アーティなどには、過保護じゃないかとも言われていたぐらいだ。
けれどジョンズワートは、伯爵家の娘で、今はデュライト公爵夫人である彼女を、本当に心配していたのだ。
ジョンズワートは、容姿にも身分にも恵まれ、若くして公爵となった男だ。
亡き父の跡を継いで領地を治める手腕が評価され、ゆくゆくは国の重要なポジションを任されるのでは、とも言われている。

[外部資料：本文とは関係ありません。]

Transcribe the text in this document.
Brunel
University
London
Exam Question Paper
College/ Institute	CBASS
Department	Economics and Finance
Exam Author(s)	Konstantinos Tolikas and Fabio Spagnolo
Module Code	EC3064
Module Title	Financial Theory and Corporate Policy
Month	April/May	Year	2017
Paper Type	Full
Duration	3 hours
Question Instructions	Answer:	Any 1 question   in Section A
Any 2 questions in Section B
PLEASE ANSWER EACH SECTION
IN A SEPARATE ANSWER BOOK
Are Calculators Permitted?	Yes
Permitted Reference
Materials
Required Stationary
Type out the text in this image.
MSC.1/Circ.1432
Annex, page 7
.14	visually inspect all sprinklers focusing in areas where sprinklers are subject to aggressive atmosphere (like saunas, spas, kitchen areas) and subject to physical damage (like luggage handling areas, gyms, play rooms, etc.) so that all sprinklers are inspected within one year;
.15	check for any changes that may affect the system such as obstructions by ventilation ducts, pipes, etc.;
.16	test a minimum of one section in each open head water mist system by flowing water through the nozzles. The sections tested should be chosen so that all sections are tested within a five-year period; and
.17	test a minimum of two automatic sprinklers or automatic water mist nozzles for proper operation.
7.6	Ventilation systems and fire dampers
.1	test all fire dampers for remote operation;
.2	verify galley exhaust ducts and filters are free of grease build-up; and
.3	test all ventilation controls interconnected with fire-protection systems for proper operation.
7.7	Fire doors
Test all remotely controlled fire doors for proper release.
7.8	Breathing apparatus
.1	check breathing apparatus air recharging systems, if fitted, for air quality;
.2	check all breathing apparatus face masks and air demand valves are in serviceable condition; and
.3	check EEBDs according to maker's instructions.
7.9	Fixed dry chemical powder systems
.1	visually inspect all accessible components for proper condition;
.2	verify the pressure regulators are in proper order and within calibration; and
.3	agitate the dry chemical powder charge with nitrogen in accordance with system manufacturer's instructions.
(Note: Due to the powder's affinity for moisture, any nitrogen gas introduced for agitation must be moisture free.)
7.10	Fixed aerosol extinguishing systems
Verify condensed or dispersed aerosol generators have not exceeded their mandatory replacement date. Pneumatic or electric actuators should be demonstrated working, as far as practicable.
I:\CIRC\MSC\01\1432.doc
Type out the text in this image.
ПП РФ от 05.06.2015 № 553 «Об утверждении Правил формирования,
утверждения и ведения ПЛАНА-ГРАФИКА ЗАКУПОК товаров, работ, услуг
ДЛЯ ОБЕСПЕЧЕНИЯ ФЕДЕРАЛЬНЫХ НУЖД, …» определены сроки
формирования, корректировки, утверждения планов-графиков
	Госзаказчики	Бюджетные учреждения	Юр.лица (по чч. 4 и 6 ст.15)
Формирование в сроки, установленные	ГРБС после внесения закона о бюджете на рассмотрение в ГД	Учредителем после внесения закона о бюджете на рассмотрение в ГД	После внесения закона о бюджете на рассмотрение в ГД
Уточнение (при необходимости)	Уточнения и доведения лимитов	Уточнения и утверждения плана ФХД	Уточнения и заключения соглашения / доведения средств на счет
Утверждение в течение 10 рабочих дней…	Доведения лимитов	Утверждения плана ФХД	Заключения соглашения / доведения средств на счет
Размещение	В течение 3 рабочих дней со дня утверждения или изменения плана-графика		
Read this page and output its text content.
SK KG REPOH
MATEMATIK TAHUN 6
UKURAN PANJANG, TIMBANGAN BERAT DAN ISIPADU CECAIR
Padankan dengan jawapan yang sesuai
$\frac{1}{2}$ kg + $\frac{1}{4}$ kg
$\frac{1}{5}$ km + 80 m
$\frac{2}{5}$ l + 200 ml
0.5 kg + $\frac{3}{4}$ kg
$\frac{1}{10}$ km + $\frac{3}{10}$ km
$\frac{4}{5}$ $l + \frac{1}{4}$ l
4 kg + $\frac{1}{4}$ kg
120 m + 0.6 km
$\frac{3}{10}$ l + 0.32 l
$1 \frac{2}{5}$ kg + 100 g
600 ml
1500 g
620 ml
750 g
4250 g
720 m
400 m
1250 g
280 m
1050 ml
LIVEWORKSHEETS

さらには、貴族男性に人気のあったカレンまで妻とした。
彼女は、他の誰にもなびかなかったのに。ジョンズワートからの求婚は受けいれている。
早くに父を亡くすという辛い目に遭ってはいるが……多くを持ち合わせているジョンズワートを妬む者は多い。
カレンが危険な目に遭う可能性は、十分にあったのだ。
なのにあの日は、チェストリーしかつけずに祭へ向かわせてしまった。
ジョンズワートは、チェストリーのカレンへの忠義と、対人戦闘の腕を信じている。
だから彼だけでも大丈夫だと思い、カレンの望みを聞いてしまった。
もし、あと数人護衛がついていれば。きっと、カレンは誘拐などされずに済んだのだろう。
カレンがこんな目に遭ったのは、自分の責任だ。
公爵夫人となった彼女を、守ることができなかった。
ジョンズワートは、15歳のころ、彼女に言われた言葉を覚えている。
「そんな殿方と一緒になったら、傷だらけになってしまいますわ」
一度目の結婚の申し入れを断ったとき、彼女は確かにこう言った。
彼女に怪我をさせたのも、ジョンズワートが好きな子との乗馬という状況に浮かれたせい。
今回も、ジョンズワートの油断がこのような事態を招いた。
「……カレンの言う通り、だったな」
ジョンズワートが、愚かだから。
カレンは、10代も20代も、ひどい目に遭っている。